September 30, 1997


by Andy Oram
American Reporter Correspondent

CAMBRIDGE, MASS.—A heavy public debate over computerized medical records and privacy received a contribution on September 11 from a Clinton Administration statement, which recommended a new law protecting patients. While the administration has clearly listened to the public’s worries and produced a comprehensive diagnosis of the problem, their prescription does not offer a completely effective cure.

There’s no doubt that ordinary Americans are worried. They respond with great personal concern to reports that a health worker has leaked names of HIV-positive victims, or that some employer has pilfered information from its own health plan to make personnel decisions. An ACLU poll in 1994 found that 70% of respondents were worried about insurance companies getting more information from their doctors than necessary, and 75% were worried that insurance companies would put information into databases that other organizations could access.
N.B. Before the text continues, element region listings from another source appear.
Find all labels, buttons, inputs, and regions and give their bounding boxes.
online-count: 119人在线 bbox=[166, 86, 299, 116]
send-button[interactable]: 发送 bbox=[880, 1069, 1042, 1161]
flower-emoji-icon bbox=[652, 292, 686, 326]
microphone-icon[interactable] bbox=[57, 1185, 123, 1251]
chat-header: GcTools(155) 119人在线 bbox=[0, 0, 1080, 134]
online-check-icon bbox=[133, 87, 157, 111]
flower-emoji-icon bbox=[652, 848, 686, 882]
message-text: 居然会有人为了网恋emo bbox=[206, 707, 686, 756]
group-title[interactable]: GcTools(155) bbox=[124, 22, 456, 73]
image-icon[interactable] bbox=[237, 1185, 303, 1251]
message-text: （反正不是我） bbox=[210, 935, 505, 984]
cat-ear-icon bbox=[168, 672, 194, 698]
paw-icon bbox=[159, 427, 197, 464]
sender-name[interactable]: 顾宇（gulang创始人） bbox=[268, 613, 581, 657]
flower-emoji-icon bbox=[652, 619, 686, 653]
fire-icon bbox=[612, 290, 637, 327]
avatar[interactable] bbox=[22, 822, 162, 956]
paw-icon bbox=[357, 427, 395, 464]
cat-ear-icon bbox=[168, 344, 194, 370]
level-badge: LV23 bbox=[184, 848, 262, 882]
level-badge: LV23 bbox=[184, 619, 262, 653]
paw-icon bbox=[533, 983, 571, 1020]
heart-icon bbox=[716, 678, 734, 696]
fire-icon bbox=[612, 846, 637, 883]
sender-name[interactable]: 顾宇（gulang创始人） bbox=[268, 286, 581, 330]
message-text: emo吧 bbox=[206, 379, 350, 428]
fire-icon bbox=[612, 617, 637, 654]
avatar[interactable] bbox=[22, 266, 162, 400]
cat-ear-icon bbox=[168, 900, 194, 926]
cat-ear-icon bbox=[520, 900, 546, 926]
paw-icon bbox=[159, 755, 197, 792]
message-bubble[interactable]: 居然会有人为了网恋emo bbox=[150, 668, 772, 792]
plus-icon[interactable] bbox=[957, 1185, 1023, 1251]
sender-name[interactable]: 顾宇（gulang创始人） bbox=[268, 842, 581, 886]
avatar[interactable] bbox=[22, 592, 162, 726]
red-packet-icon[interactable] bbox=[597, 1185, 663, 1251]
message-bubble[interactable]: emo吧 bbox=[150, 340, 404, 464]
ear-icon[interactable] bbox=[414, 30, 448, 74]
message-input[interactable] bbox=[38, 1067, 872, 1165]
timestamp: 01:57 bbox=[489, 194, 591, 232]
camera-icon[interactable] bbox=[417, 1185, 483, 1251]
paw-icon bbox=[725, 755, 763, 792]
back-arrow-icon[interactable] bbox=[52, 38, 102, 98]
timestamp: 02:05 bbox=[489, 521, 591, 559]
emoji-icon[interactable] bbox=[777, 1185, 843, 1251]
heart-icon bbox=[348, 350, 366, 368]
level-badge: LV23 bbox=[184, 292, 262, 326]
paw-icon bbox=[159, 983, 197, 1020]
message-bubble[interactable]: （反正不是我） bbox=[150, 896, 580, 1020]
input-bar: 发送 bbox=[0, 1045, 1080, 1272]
I myself was amazed at the access I had when I spent a few months as a social work intern many years ago in a mental hospital. During that time, I could request at the complete psychiatric records of any patient. And every year, dozens of young interns like me pass through that institution!

The great publicity with which the Secretary of Health and Human Services, Donna E. Shalala, unveiled her proposals to Congress on September 11 indicates that her recommendations take the issue as far as the administration is intending to go. Thus, what is left out of the recommendations is just as important as what they include. Critics like the ACLU are justified in pointing out many weaknesses that could allow disturbing lapses in privacy for decades to come.

Let’s not be unfair: there is much welcome relief in Shalala’s presentation. The recommendations are far better than the most recent legislative privacy effort, the Bennett-Leahy Medical Records Confidentiality Act that was introduced in October 1995. Even as far as Shalala goes, we can expect a number of strong protections.

Yet the recommendations leave too many loopholes. Perhaps the worst is the provision leaving an opening for law enforcement to look at records. Shalala offers unpersuasive justifications for this exception to the rules, and remains vague about how much leeway she would offer the police. The Bennett-Leahy bill, as reported in Consumer Project on Technology comments, would have granted enormous powers to a wide range of law enforcement personnel. Give the Clinton Administration’s historic preference for granting them new powers—under the guise of fighting terrorism, for example—we can expect protections to be blasted away.

The privacy community is also worried over an “administrative simplification” provision in a 1996 health act that assigns a unique ID to every American, to be used on all health records throughout that person’s life. It facilitates access to records that is too broad (and even outright database cracking by unauthorized intruders) but Shalala tacitly leaves it in place. As her presentation boasts, the recommendations don’t call for a centralized database—but they don’t rule one out either. The tendency in the health care industry is toward consolidation of information into large databases, which are always attractive targets for intruders.

Furthermore, information recipients that aren’t involved in health care—such as life insurance companies—can do anything they want with the information they receive, subject only to agreements they make with patients. Shalala seems to think that granting information to such institutions as life insurers is voluntary, but the average client is likely to feel pressure to sign whatever the company presents.

The threadbare net of state laws regarding medical privacy definitely needs to be wound tighter with a comprehensive national law. But insurance companies and other organizations with their eyes on sensitive personal data are fighting such efforts. So it does not bode well that the administration is willing to start with serious known gaps in its proposal. In fact, an ACLU press release points out that the proposal may undermine state protections We should offer Secretary Shalala a maintenance dose of public support for the progress she’s already made, but keep up the pressure to improve her regimen.